One thing that makes diseases such as MERS so frightening is the lack of proven treatments and vaccines. Hotez said he's frustrated by the lack of drug development, given that the world has had years to prepare for these diseases.

Although researchers are testing vaccines against Ebola in people in West Africa, none are approved. Hotez and colleagues at Baylor have developed an experimental vaccine against SARS, but it's never been tested on people.

There is also no vaccine against H7N9 bird flu, which emerged in 2013 and which has killed 212 of 571 people infected, according to the WHO.

Scientists have developed licensed vaccines for just two of the emerging viruses: H1N1 influenza, which emerged in 2009, and H5N1 bird flu, which emerged in 1997 and has killed 447 of 840 people infected.

The flu shots used this year protected against H1N1.

The vaccine against H5N1 could be used in the event of an outbreak. While people have been infected with H5N1 and H7N9 through exposure to infected poultry, neither of these viruses spreads easily from person to person, which has so far limited the extent of outbreaks.

The biggest hurdles to creating new vaccines are not scientific, but financial, Hotez said.

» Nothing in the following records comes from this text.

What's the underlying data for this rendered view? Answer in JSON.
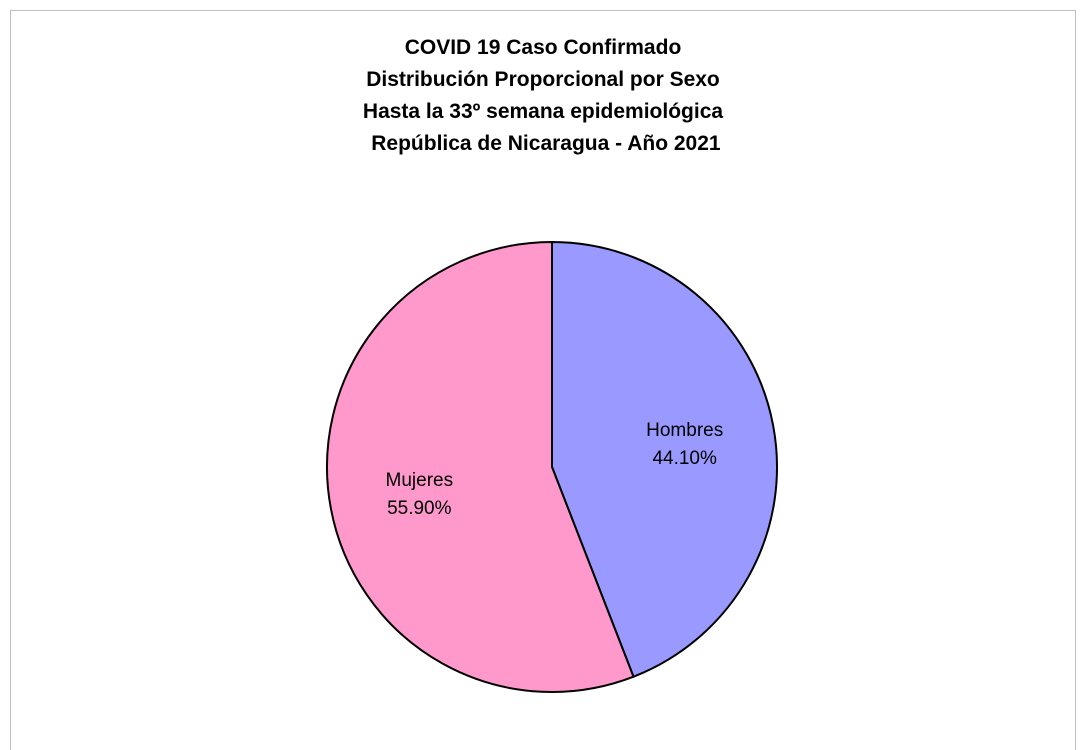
{
  "chart_data": {
    "type": "pie",
    "title_lines": [
      "COVID 19 Caso Confirmado",
      "Distribución Proporcional por Sexo",
      "Hasta la 33º semana epidemiológica",
      " República de Nicaragua - Año 2021"
    ],
    "slices": [
      {
        "name": "Hombres",
        "value": 44.1,
        "label": "44.10%",
        "color": "#9999ff"
      },
      {
        "name": "Mujeres",
        "value": 55.9,
        "label": "55.90%",
        "color": "#ff99cc"
      }
    ],
    "start_angle": "12 o'clock",
    "direction": "clockwise",
    "border_color": "#000000",
    "legend": "none"
  }
}
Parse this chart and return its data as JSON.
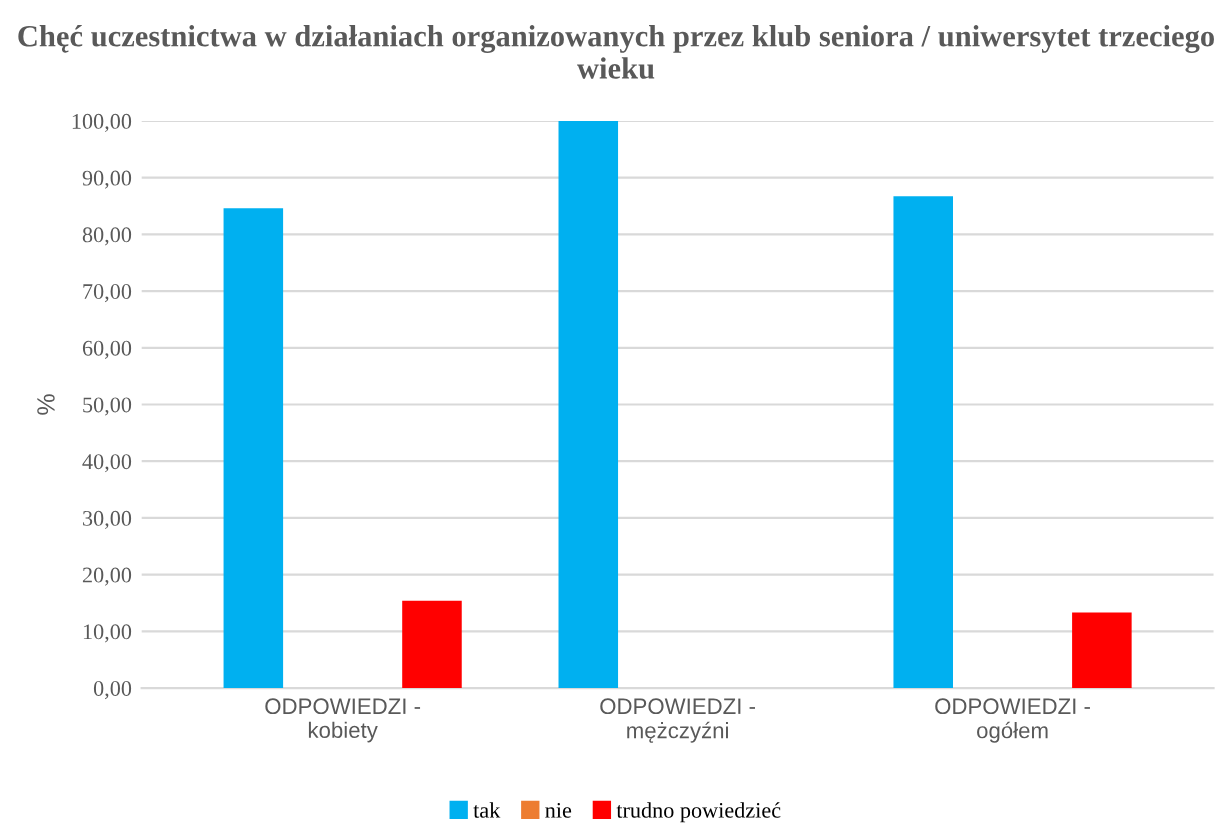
{
  "chart_data": {
    "type": "bar",
    "title": "Chęć uczestnictwa w działaniach organizowanych przez klub seniora / uniwersytet trzeciego wieku",
    "ylabel": "%",
    "categories": [
      "ODPOWIEDZI -\nkobiety",
      "ODPOWIEDZI -\nmężczyźni",
      "ODPOWIEDZI -\nogółem"
    ],
    "series": [
      {
        "name": "tak",
        "color": "#00b0f0",
        "values": [
          84.6,
          100,
          86.7
        ]
      },
      {
        "name": "nie",
        "color": "#ed7d31",
        "values": [
          0,
          0,
          0
        ]
      },
      {
        "name": "trudno powiedzieć",
        "color": "#ff0000",
        "values": [
          15.4,
          0,
          13.3
        ]
      }
    ],
    "ylim": [
      0,
      100
    ],
    "yticks": [
      {
        "value": 0,
        "label": "0,00"
      },
      {
        "value": 10,
        "label": "10,00"
      },
      {
        "value": 20,
        "label": "20,00"
      },
      {
        "value": 30,
        "label": "30,00"
      },
      {
        "value": 40,
        "label": "40,00"
      },
      {
        "value": 50,
        "label": "50,00"
      },
      {
        "value": 60,
        "label": "60,00"
      },
      {
        "value": 70,
        "label": "70,00"
      },
      {
        "value": 80,
        "label": "80,00"
      },
      {
        "value": 90,
        "label": "90,00"
      },
      {
        "value": 100,
        "label": "100,00"
      }
    ],
    "grid": "y",
    "legend": "bottom"
  }
}
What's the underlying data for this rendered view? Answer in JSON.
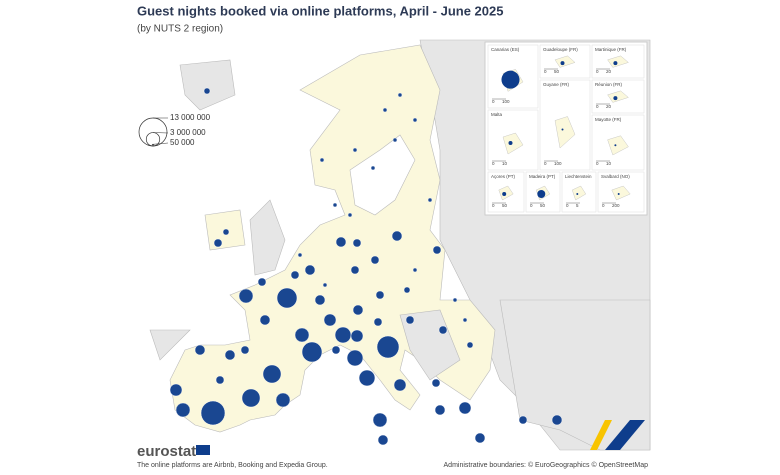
{
  "header": {
    "title": "Guest nights booked via online platforms, April - June 2025",
    "subtitle": "(by NUTS 2 region)"
  },
  "legend": {
    "values": [
      {
        "value": 13000000,
        "label": "13 000 000"
      },
      {
        "value": 3000000,
        "label": "3 000 000"
      },
      {
        "value": 50000,
        "label": "50 000"
      }
    ]
  },
  "bubbles": {
    "color": "#0e3d8c",
    "values": [
      9500000,
      6600000,
      8000000,
      6600000,
      5400000,
      5400000,
      4200000,
      4200000,
      3250000,
      4200000,
      3250000,
      3250000,
      3250000,
      1650000,
      2400000,
      2400000,
      2400000,
      3250000,
      2400000,
      1650000,
      2400000,
      1650000,
      1650000,
      1060000,
      1650000,
      1060000,
      600000,
      1060000,
      600000,
      1650000,
      1060000,
      1650000,
      1060000,
      1650000,
      1060000,
      1650000,
      1650000,
      1060000,
      1060000,
      1060000,
      1650000,
      1650000,
      1060000,
      1060000,
      1060000,
      1060000,
      1060000,
      1060000,
      600000,
      600000,
      1060000,
      265000,
      265000,
      265000,
      265000,
      265000,
      265000,
      265000,
      265000,
      265000,
      265000,
      265000,
      265000,
      265000,
      265000,
      265000
    ]
  },
  "insets": [
    {
      "label": "Canarias (ES)",
      "scale": [
        0,
        100
      ],
      "value": 5400000
    },
    {
      "label": "Guadeloupe (FR)",
      "scale": [
        0,
        50
      ],
      "value": 265000
    },
    {
      "label": "Martinique (FR)",
      "scale": [
        0,
        20
      ],
      "value": 265000
    },
    {
      "label": "Réunion (FR)",
      "scale": [
        0,
        20
      ],
      "value": 265000
    },
    {
      "label": "Malta",
      "scale": [
        0,
        10
      ],
      "value": 265000
    },
    {
      "label": "Guyane (FR)",
      "scale": [
        0,
        100
      ],
      "value": 66000
    },
    {
      "label": "Mayotte (FR)",
      "scale": [
        0,
        10
      ],
      "value": 66000
    },
    {
      "label": "Açores (PT)",
      "scale": [
        0,
        50
      ],
      "value": 265000
    },
    {
      "label": "Madeira (PT)",
      "scale": [
        0,
        50
      ],
      "value": 1060000
    },
    {
      "label": "Liechtenstein",
      "scale": [
        0,
        5
      ],
      "value": 66000
    },
    {
      "label": "Svalbard (NO)",
      "scale": [
        0,
        200
      ],
      "value": 66000
    }
  ],
  "footer": {
    "logo": "eurostat",
    "note": "The online platforms are Airbnb, Booking and Expedia Group.",
    "credit": "Administrative boundaries: © EuroGeographics © OpenStreetMap"
  }
}
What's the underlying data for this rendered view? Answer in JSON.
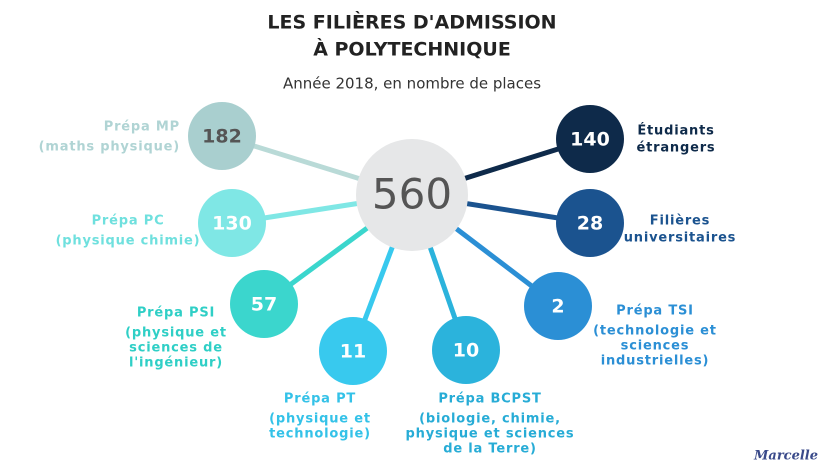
{
  "header": {
    "title_lines": [
      "LES FILIÈRES D'ADMISSION",
      "À POLYTECHNIQUE"
    ],
    "subtitle": "Année 2018, en nombre de places"
  },
  "center": {
    "value": 560
  },
  "nodes": [
    {
      "label": "Prépa MP",
      "details": [
        "(maths physique)"
      ],
      "value": 182
    },
    {
      "label": "Prépa PC",
      "details": [
        "(physique chimie)"
      ],
      "value": 130
    },
    {
      "label": "Prépa PSI",
      "details": [
        "(physique et",
        "sciences de",
        "l'ingénieur)"
      ],
      "value": 57
    },
    {
      "label": "Prépa PT",
      "details": [
        "(physique et",
        "technologie)"
      ],
      "value": 11
    },
    {
      "label": "Prépa BCPST",
      "details": [
        "(biologie, chimie,",
        "physique et sciences",
        "de la Terre)"
      ],
      "value": 10
    },
    {
      "label": "Prépa TSI",
      "details": [
        "(technologie et",
        "sciences",
        "industrielles)"
      ],
      "value": 2
    },
    {
      "label": "Filières",
      "details": [
        "universitaires"
      ],
      "value": 28
    },
    {
      "label": "Étudiants",
      "details": [
        "étrangers"
      ],
      "value": 140
    }
  ],
  "footer": {
    "logo": "Marcelle"
  }
}
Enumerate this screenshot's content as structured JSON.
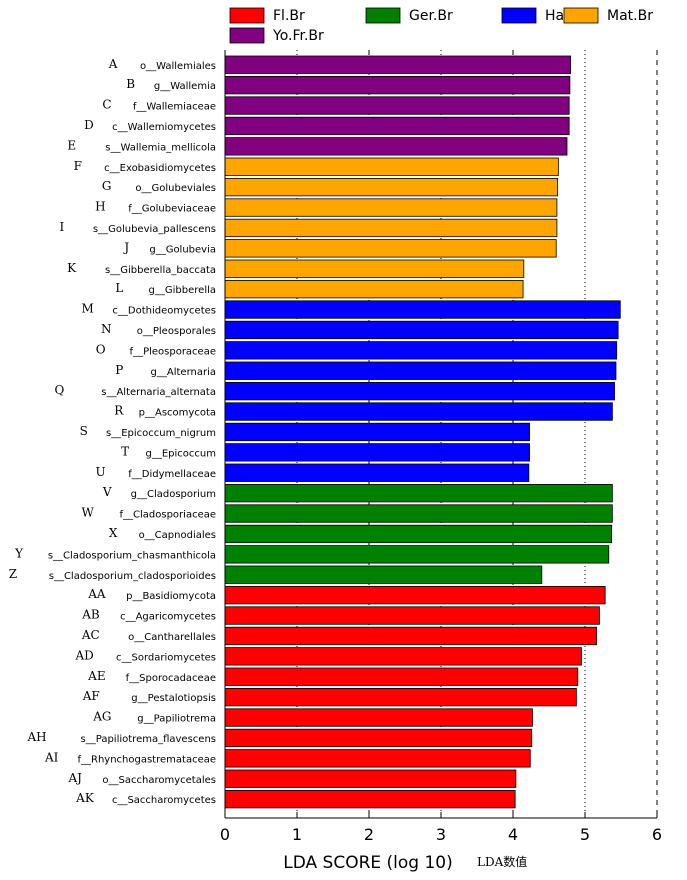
{
  "chart_data": {
    "type": "bar",
    "orientation": "horizontal",
    "xlabel": "LDA SCORE (log 10)",
    "xlabel_note": "LDA数值",
    "xlim": [
      0,
      6
    ],
    "xticks": [
      "0",
      "1",
      "2",
      "3",
      "4",
      "5",
      "6"
    ],
    "legend_position": "top",
    "series": [
      {
        "name": "Fl.Br",
        "color": "#ff0000"
      },
      {
        "name": "Ger.Br",
        "color": "#008000"
      },
      {
        "name": "Hard.Br",
        "color": "#0000ff"
      },
      {
        "name": "Mat.Br",
        "color": "#ffa500"
      },
      {
        "name": "Yo.Fr.Br",
        "color": "#800080"
      }
    ],
    "bars": [
      {
        "letter": "A",
        "label": "o__Wallemiales",
        "value": 4.8,
        "group": "Yo.Fr.Br"
      },
      {
        "letter": "B",
        "label": "g__Wallemia",
        "value": 4.79,
        "group": "Yo.Fr.Br"
      },
      {
        "letter": "C",
        "label": "f__Wallemiaceae",
        "value": 4.78,
        "group": "Yo.Fr.Br"
      },
      {
        "letter": "D",
        "label": "c__Wallemiomycetes",
        "value": 4.78,
        "group": "Yo.Fr.Br"
      },
      {
        "letter": "E",
        "label": "s__Wallemia_mellicola",
        "value": 4.75,
        "group": "Yo.Fr.Br"
      },
      {
        "letter": "F",
        "label": "c__Exobasidiomycetes",
        "value": 4.63,
        "group": "Mat.Br"
      },
      {
        "letter": "G",
        "label": "o__Golubeviales",
        "value": 4.62,
        "group": "Mat.Br"
      },
      {
        "letter": "H",
        "label": "f__Golubeviaceae",
        "value": 4.61,
        "group": "Mat.Br"
      },
      {
        "letter": "I",
        "label": "s__Golubevia_pallescens",
        "value": 4.61,
        "group": "Mat.Br"
      },
      {
        "letter": "J",
        "label": "g__Golubevia",
        "value": 4.6,
        "group": "Mat.Br"
      },
      {
        "letter": "K",
        "label": "s__Gibberella_baccata",
        "value": 4.15,
        "group": "Mat.Br"
      },
      {
        "letter": "L",
        "label": "g__Gibberella",
        "value": 4.14,
        "group": "Mat.Br"
      },
      {
        "letter": "M",
        "label": "c__Dothideomycetes",
        "value": 5.49,
        "group": "Hard.Br"
      },
      {
        "letter": "N",
        "label": "o__Pleosporales",
        "value": 5.46,
        "group": "Hard.Br"
      },
      {
        "letter": "O",
        "label": "f__Pleosporaceae",
        "value": 5.44,
        "group": "Hard.Br"
      },
      {
        "letter": "P",
        "label": "g__Alternaria",
        "value": 5.43,
        "group": "Hard.Br"
      },
      {
        "letter": "Q",
        "label": "s__Alternaria_alternata",
        "value": 5.41,
        "group": "Hard.Br"
      },
      {
        "letter": "R",
        "label": "p__Ascomycota",
        "value": 5.38,
        "group": "Hard.Br"
      },
      {
        "letter": "S",
        "label": "s__Epicoccum_nigrum",
        "value": 4.23,
        "group": "Hard.Br"
      },
      {
        "letter": "T",
        "label": "g__Epicoccum",
        "value": 4.23,
        "group": "Hard.Br"
      },
      {
        "letter": "U",
        "label": "f__Didymellaceae",
        "value": 4.22,
        "group": "Hard.Br"
      },
      {
        "letter": "V",
        "label": "g__Cladosporium",
        "value": 5.38,
        "group": "Ger.Br"
      },
      {
        "letter": "W",
        "label": "f__Cladosporiaceae",
        "value": 5.38,
        "group": "Ger.Br"
      },
      {
        "letter": "X",
        "label": "o__Capnodiales",
        "value": 5.37,
        "group": "Ger.Br"
      },
      {
        "letter": "Y",
        "label": "s__Cladosporium_chasmanthicola",
        "value": 5.33,
        "group": "Ger.Br"
      },
      {
        "letter": "Z",
        "label": "s__Cladosporium_cladosporioides",
        "value": 4.4,
        "group": "Ger.Br"
      },
      {
        "letter": "AA",
        "label": "p__Basidiomycota",
        "value": 5.28,
        "group": "Fl.Br"
      },
      {
        "letter": "AB",
        "label": "c__Agaricomycetes",
        "value": 5.2,
        "group": "Fl.Br"
      },
      {
        "letter": "AC",
        "label": "o__Cantharellales",
        "value": 5.16,
        "group": "Fl.Br"
      },
      {
        "letter": "AD",
        "label": "c__Sordariomycetes",
        "value": 4.95,
        "group": "Fl.Br"
      },
      {
        "letter": "AE",
        "label": "f__Sporocadaceae",
        "value": 4.9,
        "group": "Fl.Br"
      },
      {
        "letter": "AF",
        "label": "g__Pestalotiopsis",
        "value": 4.88,
        "group": "Fl.Br"
      },
      {
        "letter": "AG",
        "label": "g__Papiliotrema",
        "value": 4.27,
        "group": "Fl.Br"
      },
      {
        "letter": "AH",
        "label": "s__Papiliotrema_flavescens",
        "value": 4.26,
        "group": "Fl.Br"
      },
      {
        "letter": "AI",
        "label": "f__Rhynchogastremataceae",
        "value": 4.24,
        "group": "Fl.Br"
      },
      {
        "letter": "AJ",
        "label": "o__Saccharomycetales",
        "value": 4.04,
        "group": "Fl.Br"
      },
      {
        "letter": "AK",
        "label": "c__Saccharomycetes",
        "value": 4.03,
        "group": "Fl.Br"
      }
    ]
  }
}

Scientists laid the groundwork for an effective Ebola vaccine years ago, but until the disease broke out in West Africa last year, drug companies had little interest in developing the vaccines.

The South Korean outbreak could provide momentum for new research on MERS. The country's experience suggests MERS may have the potential to become a pandemic, said Shibo Jiang, director of the Institute of Medical Microbiology at Fudan University in Shanghai.

Until now, scientists thought MERS had little potential to spread widely because infections seemed to require very close contact. Many patients never infected anyone. Others infected only their care givers, such as hospital nurses or relatives living in the same home. In South Korea, however, the first patient infected 26 people.